Country-Style Turkey Pot Pie

  • Serves 6

Ingredients

  • Ingredients

    • 3 tablespoons all purpose flour
    • 1/2 (4 oz.) 51 unsalted butter
    • 1/2 teaspoon Kosher salt
    • 3 tablespoons cold water
    • 1 tablespoon chopped scallions
    • 3 tablespoons unsalted butter
    • 1 1/2 (6 oz.) cups pearl onions, blanched and peeled
    • 1 1/2 cups all purpose flour
    • 1 teaspoon chopped thyme
    • 2 cups turkey or chicken stock
    • 1/3 cup heavy cream
    • 2 tablespoons chopped scallions
    • 1/4 teaspoon Kosher salt
    • 1/8 teaspoon ground black pepper
    • 1 pound roasted turkey breast, diced (1-inch chunks)
    • 1 1/2 (6 oz.) cups new potatoes, diced (3/4-inch) and blanched
    • 1 1/2 (6 oz.) cups carrots, peeled, cut into 1-inch chunks and blanched
    • 1 1/2 (6 oz.) cups green beans, cut into 1-inch pieces and blanched
    • 1 1/2 (6 oz.) cups California Black Ripe Olives, whole, pitted

Directions

Pastry

  1. Combine flour, butter, California Ripe Olives, and salt in the bowl of a food processor.

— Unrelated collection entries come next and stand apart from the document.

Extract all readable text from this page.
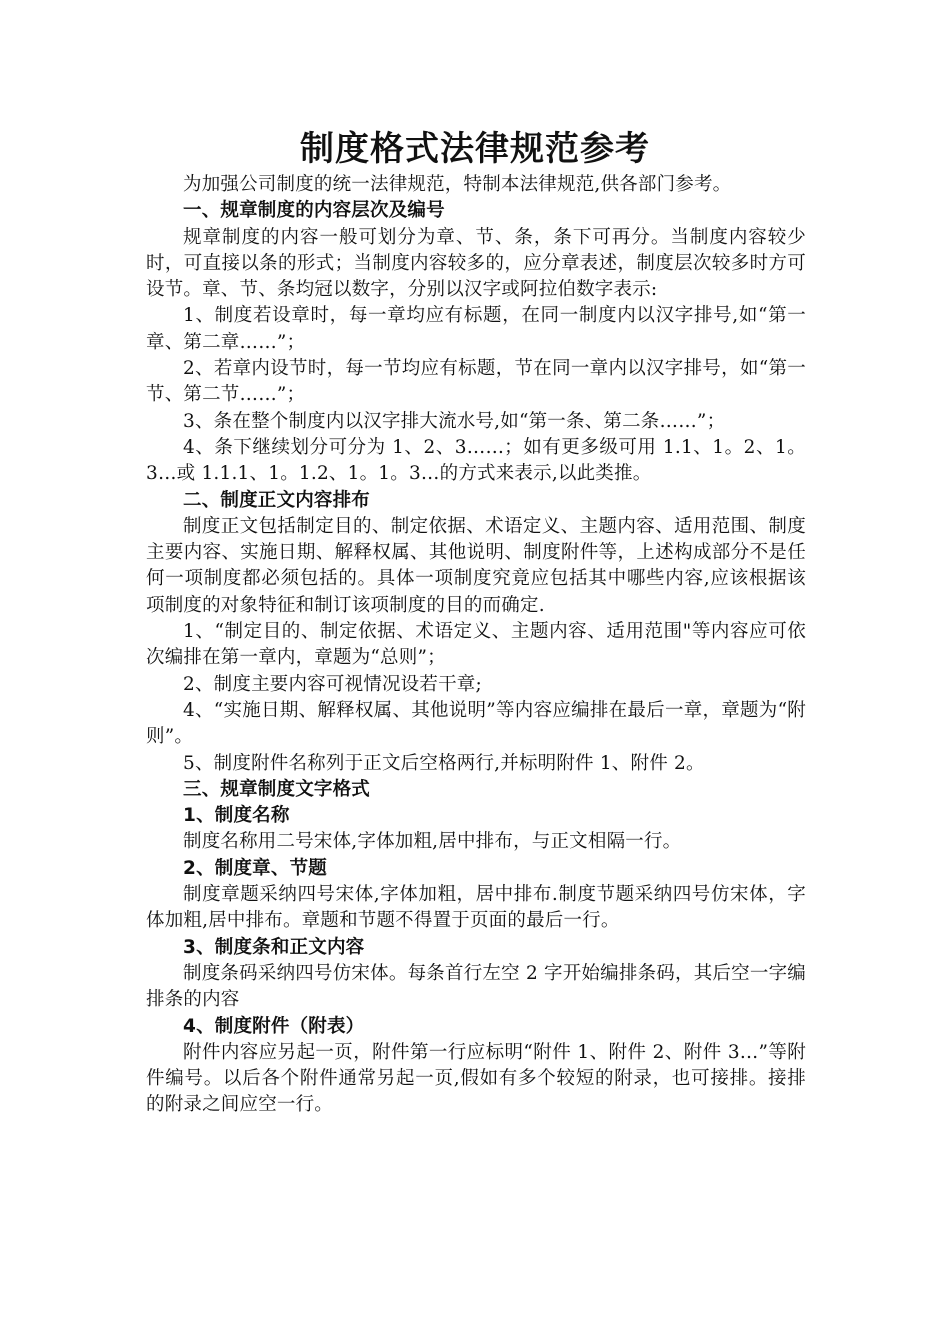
制度格式法律规范参考

为加强公司制度的统一法律规范，特制本法律规范,供各部门参考。

一、规章制度的内容层次及编号

规章制度的内容一般可划分为章、节、条，条下可再分。当制度内容较少时，可直接以条的形式；当制度内容较多的，应分章表述，制度层次较多时方可设节。章、节、条均冠以数字，分别以汉字或阿拉伯数字表示:

1、制度若设章时，每一章均应有标题，在同一制度内以汉字排号,如“第一章、第二章……”；

2、若章内设节时，每一节均应有标题，节在同一章内以汉字排号，如“第一节、第二节……”；

3、条在整个制度内以汉字排大流水号,如“第一条、第二条……”；

4、条下继续划分可分为 1、2、3……；如有更多级可用 1.1、1。2、1。3…或 1.1.1、1。1.2、1。1。3…的方式来表示,以此类推。

二、制度正文内容排布

制度正文包括制定目的、制定依据、术语定义、主题内容、适用范围、制度主要内容、实施日期、解释权属、其他说明、制度附件等，上述构成部分不是任何一项制度都必须包括的。具体一项制度究竟应包括其中哪些内容,应该根据该项制度的对象特征和制订该项制度的目的而确定.

1、“制定目的、制定依据、术语定义、主题内容、适用范围"等内容应可依次编排在第一章内，章题为“总则”；

2、制度主要内容可视情况设若干章;

4、“实施日期、解释权属、其他说明”等内容应编排在最后一章，章题为“附则”。

5、制度附件名称列于正文后空格两行,并标明附件 1、附件 2。

三、规章制度文字格式

1、制度名称

制度名称用二号宋体,字体加粗,居中排布，与正文相隔一行。

2、制度章、节题

制度章题采纳四号宋体,字体加粗，居中排布.制度节题采纳四号仿宋体，字体加粗,居中排布。章题和节题不得置于页面的最后一行。

3、制度条和正文内容

制度条码采纳四号仿宋体。每条首行左空 2 字开始编排条码，其后空一字编排条的内容

4、制度附件（附表）

附件内容应另起一页，附件第一行应标明“附件 1、附件 2、附件 3…”等附件编号。以后各个附件通常另起一页,假如有多个较短的附录，也可接排。接排的附录之间应空一行。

Pulse 3-4 times until just blended.
  2. Add cold water and scallions and process 20-30 seconds until dough comes together.
  3. Wrap pastry dough in plastic wrap and refrigerate for 30 minutes.
  4. Roll dough out to 1/8-inch thick circle.
  5. Using a shallow (1 1/2 quart) casserole dish as your guide, cut pastry to fit over the top and set aside.

    Filling:

  6. Melt butter in a medium-sized saucepot over medium heat. Add onions and cook for 3-4 minutes until just beginning to brown.
  7. Stir in flour and thyme and cook for 2-3 minutes over medium-low heat, stirring constantly.
  8. Whisk in stock, turn heat up to medium high and bring to a boil.
  9. Turn down to simmer, add cream, scallions, salt and pepper and cook for 3-5 minutes.
  10. Stir in turkey, potatoes, carrots, green beans and California Ripe Olives. Set aside.
  11. Pour filling into a shallow (1 1/2 quart) casserole dish.
  12. Cover with pastry, pressing around edges to seal.
  13. Cut six vents in the top of the pastry using the tip of a sharp knife. Bake in a 425-degree oven for 25-30 minutes until browned.